Abstract

Tranexamic acid (TXA) is effective in reducing blood loss and minimizing transfusion requirements in acute trauma and in selected elective surgical procedures. Its utility within plastic surgery is presently limited. The role of TXA in both immediate and delayed breast reconstruction is contentious, with concerns centring on thromboembolic risk in oncological and microsurgical settings. We examined the current evidence for the safety and efficacy of TXA in breast surgery. We searched PubMed, EMBASE and MEDLINE for studies in which TXA was used in breast surgery. The following terms were used: tranexamic acid, DVT (and deep vein/venous thrombosis), PE (and pulmonary embolus/emboli), mastectomy, mastopexy, breast augmentation, breast reconstruction, microsurgery/microsurgical and thromboembolic events/thromboembolus.

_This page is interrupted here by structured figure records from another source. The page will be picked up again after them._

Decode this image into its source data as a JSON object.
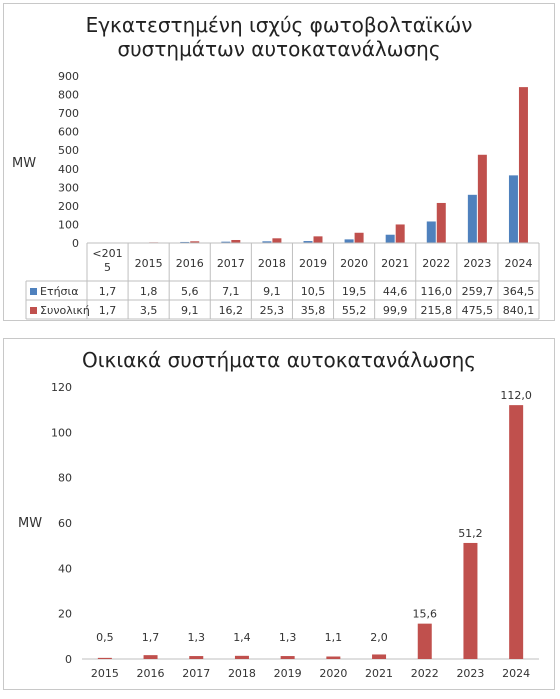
{
  "chart_data": [
    {
      "type": "bar",
      "title_lines": [
        "Εγκατεστημένη ισχύς φωτοβολταϊκών",
        "συστημάτων αυτοκατανάλωσης"
      ],
      "ylabel": "MW",
      "ylim": [
        0,
        900
      ],
      "yticks": [
        "0",
        "100",
        "200",
        "300",
        "400",
        "500",
        "600",
        "700",
        "800",
        "900"
      ],
      "categories": [
        "<2015",
        "2015",
        "2016",
        "2017",
        "2018",
        "2019",
        "2020",
        "2021",
        "2022",
        "2023",
        "2024"
      ],
      "category_labels": [
        [
          "<201",
          "5"
        ],
        [
          "2015"
        ],
        [
          "2016"
        ],
        [
          "2017"
        ],
        [
          "2018"
        ],
        [
          "2019"
        ],
        [
          "2020"
        ],
        [
          "2021"
        ],
        [
          "2022"
        ],
        [
          "2023"
        ],
        [
          "2024"
        ]
      ],
      "series": [
        {
          "name": "Ετήσια",
          "color": "#4f81bd",
          "values": [
            1.7,
            1.8,
            5.6,
            7.1,
            9.1,
            10.5,
            19.5,
            44.6,
            116.0,
            259.7,
            364.5
          ],
          "labels": [
            "1,7",
            "1,8",
            "5,6",
            "7,1",
            "9,1",
            "10,5",
            "19,5",
            "44,6",
            "116,0",
            "259,7",
            "364,5"
          ]
        },
        {
          "name": "Συνολική",
          "color": "#c0504d",
          "values": [
            1.7,
            3.5,
            9.1,
            16.2,
            25.3,
            35.8,
            55.2,
            99.9,
            215.8,
            475.5,
            840.1
          ],
          "labels": [
            "1,7",
            "3,5",
            "9,1",
            "16,2",
            "25,3",
            "35,8",
            "55,2",
            "99,9",
            "215,8",
            "475,5",
            "840,1"
          ]
        }
      ],
      "data_table": true
    },
    {
      "type": "bar",
      "title": "Οικιακά συστήματα αυτοκατανάλωσης",
      "ylabel": "MW",
      "ylim": [
        0,
        120
      ],
      "yticks": [
        "0",
        "20",
        "40",
        "60",
        "80",
        "100",
        "120"
      ],
      "categories": [
        "2015",
        "2016",
        "2017",
        "2018",
        "2019",
        "2020",
        "2021",
        "2022",
        "2023",
        "2024"
      ],
      "series": [
        {
          "color": "#c0504d",
          "values": [
            0.5,
            1.7,
            1.3,
            1.4,
            1.3,
            1.1,
            2.0,
            15.6,
            51.2,
            112.0
          ],
          "labels": [
            "0,5",
            "1,7",
            "1,3",
            "1,4",
            "1,3",
            "1,1",
            "2,0",
            "15,6",
            "51,2",
            "112,0"
          ]
        }
      ]
    }
  ]
}
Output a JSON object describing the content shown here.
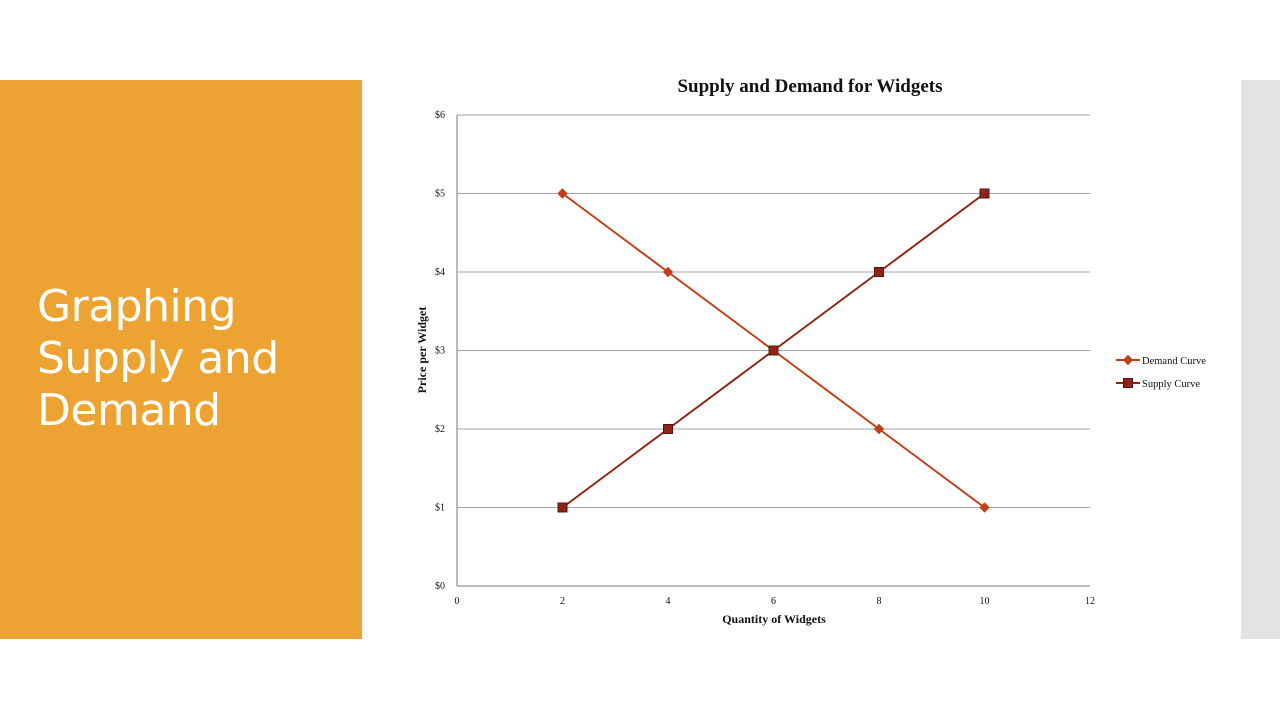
{
  "slide": {
    "title": "Graphing Supply and Demand"
  },
  "colors": {
    "panel": "#eda331",
    "strip": "#e3e3e3",
    "demand": "#c0401a",
    "supply": "#8f2418"
  },
  "chart_data": {
    "type": "line",
    "title": "Supply and Demand for Widgets",
    "xlabel": "Quantity of Widgets",
    "ylabel": "Price per Widget",
    "xlim": [
      0,
      12
    ],
    "ylim": [
      0,
      6
    ],
    "x_ticks": [
      0,
      2,
      4,
      6,
      8,
      10,
      12
    ],
    "y_ticks": [
      0,
      1,
      2,
      3,
      4,
      5,
      6
    ],
    "y_tick_labels": [
      "$0",
      "$1",
      "$2",
      "$3",
      "$4",
      "$5",
      "$6"
    ],
    "grid": "horizontal",
    "legend_position": "right",
    "series": [
      {
        "name": "Demand Curve",
        "marker": "diamond",
        "x": [
          2,
          4,
          6,
          8,
          10
        ],
        "y": [
          5,
          4,
          3,
          2,
          1
        ]
      },
      {
        "name": "Supply Curve",
        "marker": "square",
        "x": [
          2,
          4,
          6,
          8,
          10
        ],
        "y": [
          1,
          2,
          3,
          4,
          5
        ]
      }
    ]
  }
}
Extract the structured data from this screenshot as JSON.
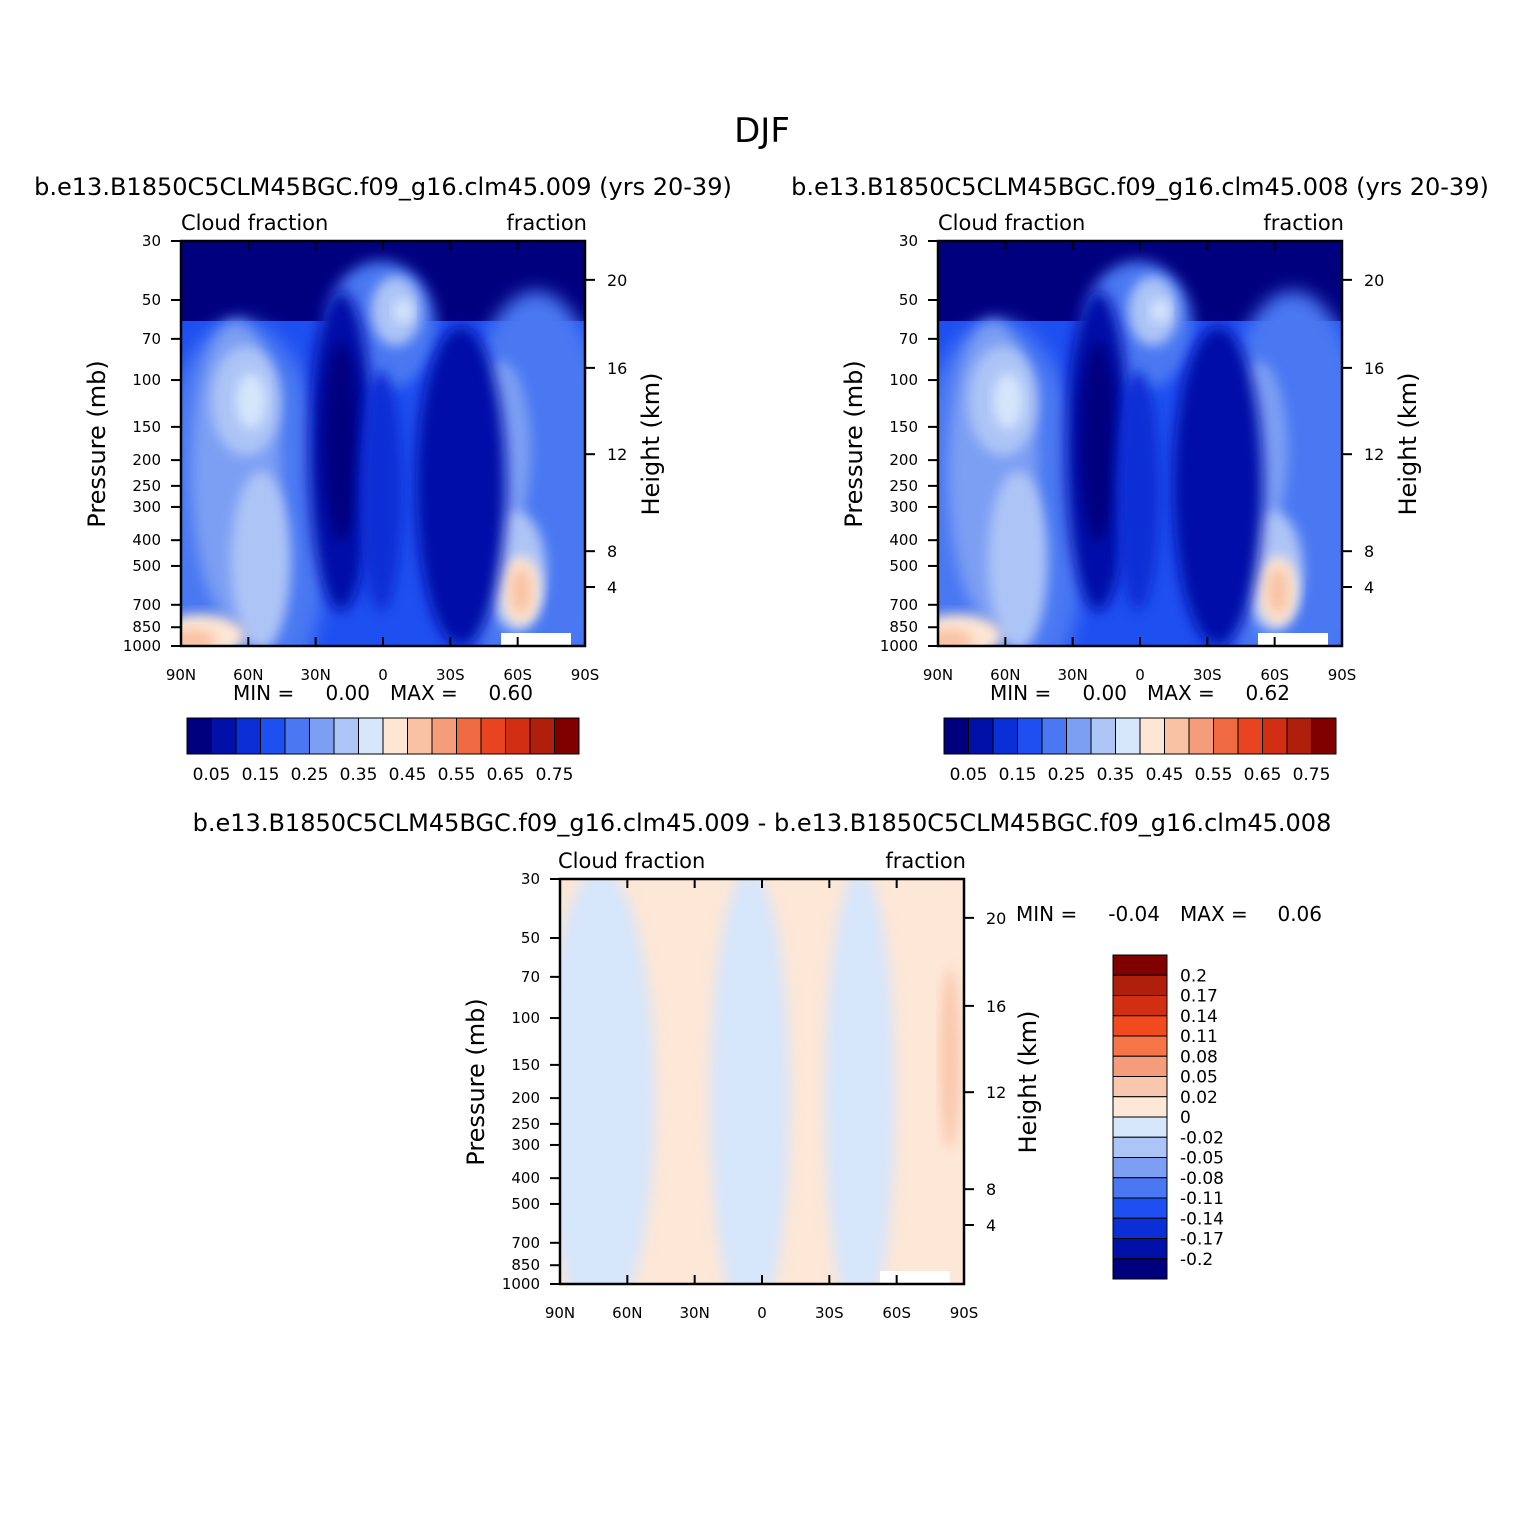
{
  "title": "DJF",
  "colors": {
    "seq": [
      "#00007f",
      "#0010a8",
      "#0a2fd6",
      "#1e4ff0",
      "#4a78f2",
      "#7c9ff3",
      "#adc4f6",
      "#d6e6fb",
      "#fde6d4",
      "#f9c2a4",
      "#f59c7a",
      "#f06a41",
      "#e8441f",
      "#d12e14",
      "#b01f0c",
      "#800000"
    ],
    "div": [
      "#800000",
      "#b01f0c",
      "#d12e14",
      "#f04a1e",
      "#f57548",
      "#f59c7a",
      "#f9c7ad",
      "#fde7d6",
      "#d6e6fb",
      "#adc4f6",
      "#7c9ff3",
      "#4a78f2",
      "#1e4ff0",
      "#0a2fd6",
      "#0010a8",
      "#00007f"
    ]
  },
  "panels": [
    {
      "title": "b.e13.B1850C5CLM45BGC.f09_g16.clm45.009 (yrs 20-39)",
      "left_label": "Cloud fraction",
      "right_label": "fraction",
      "ylabel": "Pressure (mb)",
      "ylabel_right": "Height (km)",
      "min_label": "MIN =",
      "min_value": "0.00",
      "max_label": "MAX =",
      "max_value": "0.60"
    },
    {
      "title": "b.e13.B1850C5CLM45BGC.f09_g16.clm45.008 (yrs 20-39)",
      "left_label": "Cloud fraction",
      "right_label": "fraction",
      "ylabel": "Pressure (mb)",
      "ylabel_right": "Height (km)",
      "min_label": "MIN =",
      "min_value": "0.00",
      "max_label": "MAX =",
      "max_value": "0.62"
    },
    {
      "title": "b.e13.B1850C5CLM45BGC.f09_g16.clm45.009 - b.e13.B1850C5CLM45BGC.f09_g16.clm45.008",
      "left_label": "Cloud fraction",
      "right_label": "fraction",
      "ylabel": "Pressure (mb)",
      "ylabel_right": "Height (km)",
      "min_label": "MIN =",
      "min_value": "-0.04",
      "max_label": "MAX =",
      "max_value": "0.06"
    }
  ],
  "chart_data": {
    "type": "heatmap",
    "x_tick_labels": [
      "90N",
      "60N",
      "30N",
      "0",
      "30S",
      "60S",
      "90S"
    ],
    "x_ticks": [
      90,
      60,
      30,
      0,
      -30,
      -60,
      -90
    ],
    "y_tick_labels": [
      "30",
      "50",
      "70",
      "100",
      "150",
      "200",
      "250",
      "300",
      "400",
      "500",
      "700",
      "850",
      "1000"
    ],
    "y_ticks": [
      30,
      50,
      70,
      100,
      150,
      200,
      250,
      300,
      400,
      500,
      700,
      850,
      1000
    ],
    "yscale": "log",
    "ylim": [
      1000,
      30
    ],
    "height_tick_labels": [
      "20",
      "16",
      "12",
      "8",
      "4"
    ],
    "height_ticks_pressure": [
      42,
      90,
      190,
      440,
      600
    ],
    "colorbar_seq_labels": [
      "0.05",
      "0.15",
      "0.25",
      "0.35",
      "0.45",
      "0.55",
      "0.65",
      "0.75"
    ],
    "colorbar_div_labels": [
      "0.2",
      "0.17",
      "0.14",
      "0.11",
      "0.08",
      "0.05",
      "0.02",
      "0",
      "-0.02",
      "-0.05",
      "-0.08",
      "-0.11",
      "-0.14",
      "-0.17",
      "-0.2"
    ]
  }
}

All eligible studies were identified and full texts scrutinized. Three papers were identified in which TXA was directly considered in relation to surgical procedures of the breast. None were related to breast reconstruction, either autologous or implant-based. Two papers studied mastectomy and TXA; one paper examined topical TXA use following mammoplasty. These studies demonstrated that TXA reduced or made no difference to haematoma incidence and might reduce drain outputs. Thromboembolic events were not discussed in any of the studies. Studies examining the role of TXA in breast surgery are limited. There is currently no evidence to support concerns that using TXA in patients undergoing mastectomy and/or breast reconstruction is associated with an increased risk of thromboembolic events. There remains, however, a lack of level 1 evidence for TXA use in breast surgery, including reconstruction. Level of Evidence: Not ratable.